Vielleicht steckt eine falsche Vorstellung hinter diesem Zweifel. Denn Gott ist kein Automat, kein Wünsche-Erfüller. Oftmals mangelt es mir an Geduld und an Weitsicht. Dann gerät mir die Vaterunser-Bitte „Dein Wille geschehe“ aus dem Blick und sehe ich allein das, was ich mir wünsche oder vorstelle. Gottes Blick aber geht weiter und tiefer.
Vielleicht ist es zutiefst eine Frage des Vertrauens:
dass Gott uns gibt, was wir wirklich brauchen;
dass ER uns finden lässt, was wir suchen – auch wenn es anders aussieht, als wir es uns vorgestellt haben;
und dass ER uns öffnet, wenn wir bei IHM anklopfen.
ER, der uns unendlich liebt, wartet vermutlich vor allem darauf, uns öffnen zu dürfen – im doppelten Sinn.
9 Oder ist einer unter euch,
der seinem Sohn einen Stein gibt, wenn er um Brot bittet,
10 oder eine Schlange, wenn er um einen Fisch bittet?
11 Wenn nun ihr, die ihr böse seid,
euren Kindern gute Gaben zu geben wisst,
wie viel mehr wird euer Vater im Himmel denen Gutes geben, die ihn bitten.
Gerne würde ich den Satzteil „die ihr böse seid“ überlesen, wegstreichen – ich stoße mich daran.

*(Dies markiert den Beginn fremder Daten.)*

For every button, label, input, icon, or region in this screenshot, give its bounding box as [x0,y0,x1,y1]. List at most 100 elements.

Vielleicht legt der Evangelist diese Worte Jesus in den Mund, um „gut“ und „böse“ einander gegenüberzustellen: Wenn also schon wir Menschen, die wir in vielerlei Hinsicht begrenzt sind, in der Lage sind, unseren Kindern Gutes zu geben – wie viel mehr wird Gott, der Gute schlechthin, uns, Seinen „Kindern“, Gutes geben!

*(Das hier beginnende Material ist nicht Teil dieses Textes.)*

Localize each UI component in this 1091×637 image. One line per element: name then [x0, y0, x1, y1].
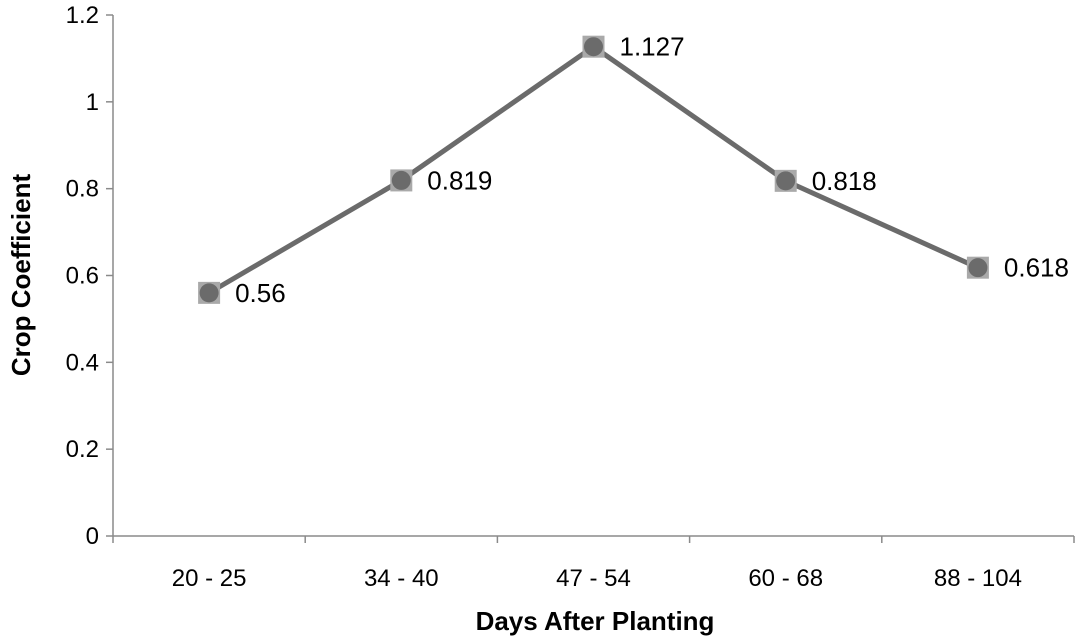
y-tick-label: 0.6 — [66, 263, 99, 290]
axes — [112, 15, 1074, 537]
data-point — [968, 258, 988, 278]
data-point — [391, 170, 411, 190]
y-tick-label: 1.2 — [66, 2, 99, 29]
y-axis-title: Crop Coefficient — [6, 174, 36, 377]
data-label: 0.56 — [235, 278, 286, 308]
x-axis-title: Days After Planting — [476, 606, 715, 636]
x-tick-label: 20 - 25 — [172, 565, 247, 592]
y-tick-label: 0.8 — [66, 176, 99, 203]
data-label: 0.618 — [1004, 253, 1069, 283]
x-tick-label: 47 - 54 — [556, 565, 631, 592]
series-group — [198, 35, 989, 304]
data-point — [199, 283, 219, 303]
data-point — [776, 171, 796, 191]
y-tick-label: 1 — [86, 89, 99, 116]
x-tick-label: 88 - 104 — [934, 565, 1022, 592]
data-label: 1.127 — [620, 32, 685, 62]
data-label: 0.818 — [812, 166, 877, 196]
x-axis-ticks: 20 - 25 34 - 40 47 - 54 60 - 68 88 - 104 — [112, 536, 1075, 592]
data-labels: 0.56 0.819 1.127 0.818 0.618 — [235, 32, 1069, 308]
data-point — [584, 37, 603, 57]
x-tick-label: 60 - 68 — [748, 565, 823, 592]
y-tick-label: 0.4 — [66, 349, 99, 376]
y-axis-ticks: 0 0.2 0.4 0.6 0.8 1 1.2 — [66, 2, 113, 550]
y-tick-label: 0.2 — [66, 436, 99, 463]
y-tick-label: 0 — [86, 523, 99, 550]
data-label: 0.819 — [427, 165, 492, 195]
x-tick-label: 34 - 40 — [364, 565, 439, 592]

Vertraue ich darauf, dass Gott mir – in allem! – Gutes schenkt?
Gönnen Sie sich einen Moment der Stille, um die Worte aus Lesung und Evangelium noch nachklingen zu lassen.
…
In unseren Herzen tragen wir die uns anvertrauten Menschen und Nöte. Bitten wir Gott um Seinen Beistand in all diesen Anliegen…
Herr, erbarme Dich!
Beten wir mit den Worten Jesu zu seinem und unserem Vater:
Vater unser im Himmel,
geheiligt werde Dein Name.
Dein Reich komme.
Dein Wille geschehe
wie im Himmel, so auf Erden.
Unser tägliches Brot gib uns heute.
Und vergib uns unsere Schuld,
wie auch wir vergeben unseren Schuldigern.

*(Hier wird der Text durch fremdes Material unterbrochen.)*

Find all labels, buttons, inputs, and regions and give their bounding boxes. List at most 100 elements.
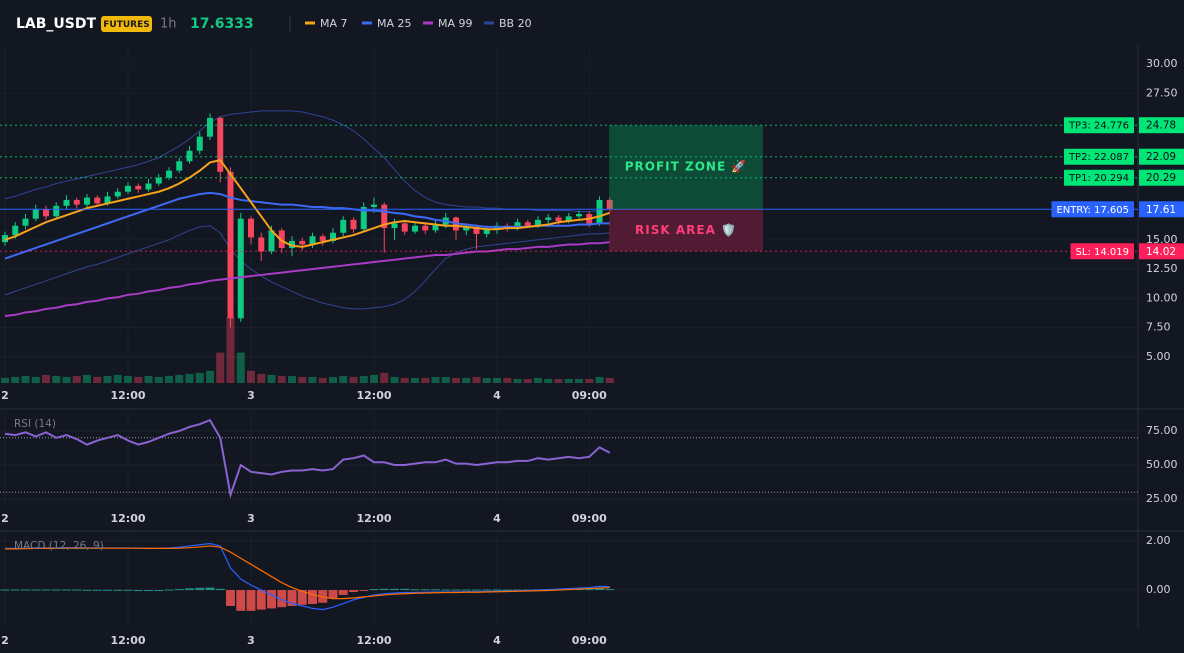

Und führe uns nicht in Versuchung,
sondern erlöse uns von dem Bösen.
Denn Dein ist das Reich
und die Kraft und die Herrlichkeit
in Ewigkeit. Amen
Meine Seele ruht in dir
Du, Gott,
nimmst mich wahr
in meiner innersten Bedürftigkeit.
Meine Seele ruht
in dir.
Du heilst das Versehrte,
du schützt das Gefährdete,
du wärmst das Erstarrte;
was gebeugt ist in mir,
richtest du auf.
Du befriedest das Erschreckte,
du birgst das Verängstigte,
du durchlichtest das Verfinsterte;
was darbt in mir,
nährst du.
Du tröstest das Bestürzte,
du belebst das Verkümmerte,
du löst das Verkrampfte;
was zur Reife kommen will,
behütest du.
Meine Seele ruht
in dir.
(Antje Sabine Naegeli)
So segne und begleite uns und alle Menschen, die uns am Herzen liegen, und die, die vergessen sind, der liebende, treue, unbegreifliche Gott: der Vater + der Sohn + der Heilige Geist. Amen.